4. Build loyalty with fast responses. If you’re offering your customers a chance to reply to your SMS marketing messages, make sure that you are polite, efficient and professional when you deal with their responses. Ideally, you should have a workflow in place that is designed to deal with common responses and questions. That way you can ensure consistency even if you are dealing with hundreds of customers and using multiple customer service representatives at your end. TextMagic offers you a robust, flexible and fast system for working with your customers via the medium of SMS. However, it will only ever be as good as the quality of customer care you put into it.

5. Think seriously about testing. A very popular way of increasing ROI in any kind of marketing campaign is to perform a split test. Let’s say for example that you have a list of 20,000 potential customers. You can start off by sending your message to just 200 of them. At the same time you can send a similar message with a slightly different offer to another 200. Which message and offer holds the best response? By using a small portion of your list to test the best approach you can be sure that when it comes to contacting everyone, you have a message and an offer that work. Testing does not have to be time-consuming or expensive, but in the long run it can deliver very substantial returns.

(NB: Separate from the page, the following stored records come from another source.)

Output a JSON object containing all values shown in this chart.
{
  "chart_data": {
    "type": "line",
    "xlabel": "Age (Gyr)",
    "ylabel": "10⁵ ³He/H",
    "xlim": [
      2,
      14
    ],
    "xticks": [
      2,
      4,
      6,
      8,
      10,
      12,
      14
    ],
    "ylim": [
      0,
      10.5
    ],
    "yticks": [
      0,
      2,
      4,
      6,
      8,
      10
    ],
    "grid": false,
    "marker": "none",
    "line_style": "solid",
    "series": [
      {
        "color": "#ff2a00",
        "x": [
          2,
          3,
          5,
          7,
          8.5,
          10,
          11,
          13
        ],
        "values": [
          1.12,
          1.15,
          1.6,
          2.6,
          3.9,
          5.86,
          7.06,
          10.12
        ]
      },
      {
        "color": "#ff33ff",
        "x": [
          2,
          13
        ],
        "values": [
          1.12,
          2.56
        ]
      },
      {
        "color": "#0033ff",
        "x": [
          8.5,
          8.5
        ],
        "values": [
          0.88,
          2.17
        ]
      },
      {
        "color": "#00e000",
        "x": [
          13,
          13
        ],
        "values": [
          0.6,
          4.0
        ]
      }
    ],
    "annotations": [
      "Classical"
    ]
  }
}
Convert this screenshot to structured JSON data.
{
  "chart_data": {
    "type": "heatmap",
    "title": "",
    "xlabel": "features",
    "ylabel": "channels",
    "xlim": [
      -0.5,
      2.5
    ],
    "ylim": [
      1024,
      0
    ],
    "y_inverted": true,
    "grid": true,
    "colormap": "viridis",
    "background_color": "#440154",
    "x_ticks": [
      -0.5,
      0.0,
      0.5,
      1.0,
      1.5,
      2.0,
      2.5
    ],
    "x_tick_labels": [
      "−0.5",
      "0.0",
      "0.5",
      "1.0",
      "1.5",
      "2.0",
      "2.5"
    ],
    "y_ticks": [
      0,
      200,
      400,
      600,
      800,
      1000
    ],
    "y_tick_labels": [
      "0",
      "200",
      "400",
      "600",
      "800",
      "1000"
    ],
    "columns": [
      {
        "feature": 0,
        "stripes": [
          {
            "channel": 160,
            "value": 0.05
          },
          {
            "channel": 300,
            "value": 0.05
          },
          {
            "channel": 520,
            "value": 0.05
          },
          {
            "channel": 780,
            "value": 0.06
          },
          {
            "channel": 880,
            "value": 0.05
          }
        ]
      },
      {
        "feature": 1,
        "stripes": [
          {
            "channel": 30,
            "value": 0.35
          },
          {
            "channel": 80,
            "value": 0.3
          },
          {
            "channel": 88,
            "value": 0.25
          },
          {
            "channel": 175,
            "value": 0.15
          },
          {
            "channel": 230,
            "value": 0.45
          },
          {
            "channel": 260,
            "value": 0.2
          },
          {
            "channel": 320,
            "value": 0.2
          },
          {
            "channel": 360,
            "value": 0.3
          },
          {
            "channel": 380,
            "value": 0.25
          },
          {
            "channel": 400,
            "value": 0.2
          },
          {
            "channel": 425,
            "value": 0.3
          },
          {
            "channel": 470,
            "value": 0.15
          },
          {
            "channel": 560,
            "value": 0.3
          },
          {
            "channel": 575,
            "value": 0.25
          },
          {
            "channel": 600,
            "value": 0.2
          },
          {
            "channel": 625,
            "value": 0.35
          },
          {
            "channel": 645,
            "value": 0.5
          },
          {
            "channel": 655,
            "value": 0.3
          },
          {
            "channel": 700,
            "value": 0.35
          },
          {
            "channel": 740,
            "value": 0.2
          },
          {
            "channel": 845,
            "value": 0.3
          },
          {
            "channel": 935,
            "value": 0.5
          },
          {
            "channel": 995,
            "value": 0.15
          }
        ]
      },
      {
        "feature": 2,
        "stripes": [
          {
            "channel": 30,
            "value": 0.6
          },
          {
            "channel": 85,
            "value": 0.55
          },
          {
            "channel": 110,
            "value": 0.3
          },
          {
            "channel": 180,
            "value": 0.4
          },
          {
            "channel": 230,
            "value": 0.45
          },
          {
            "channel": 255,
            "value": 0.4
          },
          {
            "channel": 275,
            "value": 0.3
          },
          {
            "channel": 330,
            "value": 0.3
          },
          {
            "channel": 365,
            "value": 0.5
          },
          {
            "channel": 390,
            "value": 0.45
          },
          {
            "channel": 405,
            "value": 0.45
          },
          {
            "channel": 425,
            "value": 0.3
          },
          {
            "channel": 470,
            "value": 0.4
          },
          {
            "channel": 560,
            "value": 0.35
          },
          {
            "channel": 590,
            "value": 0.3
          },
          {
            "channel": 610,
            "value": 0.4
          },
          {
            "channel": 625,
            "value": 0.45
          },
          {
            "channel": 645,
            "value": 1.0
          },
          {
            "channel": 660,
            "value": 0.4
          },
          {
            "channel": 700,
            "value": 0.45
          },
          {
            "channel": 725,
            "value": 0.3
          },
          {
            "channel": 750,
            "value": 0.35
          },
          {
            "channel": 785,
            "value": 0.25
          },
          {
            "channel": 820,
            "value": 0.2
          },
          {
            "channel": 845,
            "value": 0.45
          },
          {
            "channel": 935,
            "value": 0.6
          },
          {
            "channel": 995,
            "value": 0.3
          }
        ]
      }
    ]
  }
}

6. Make it part of a larger campaign. One of the beauties of using TextMagic to run an SMS marketing campaign is that you can design and run the project very quickly, sometimes in less than a couple of hours. However, you might find that you get more long-term value from TextMagic if you use it as one part of a larger marketing campaign. Basically, the secret of success is planning. Running a single isolated SMS campaign might deliver rewards, but in the long run you will probably achieve greater things if you embed it in a carefully strategised marketing campaign that encompasses several media over a considerable period of time. At the end of the day, it’s about deciding what is right for your business – an off-the-cuff, quick campaign that is very responsive to market demands, or something more long-term and considered.

So that’s it for our series on SMS marketing with TextMagic. We really hope you found it useful. If you have any questions, comments, ideas, or examples from your own experience, we’d love to hear them. We think SMS marketing is going to be an essential tool for millions of businesses over the next decade – and we want to help yours make the most of it.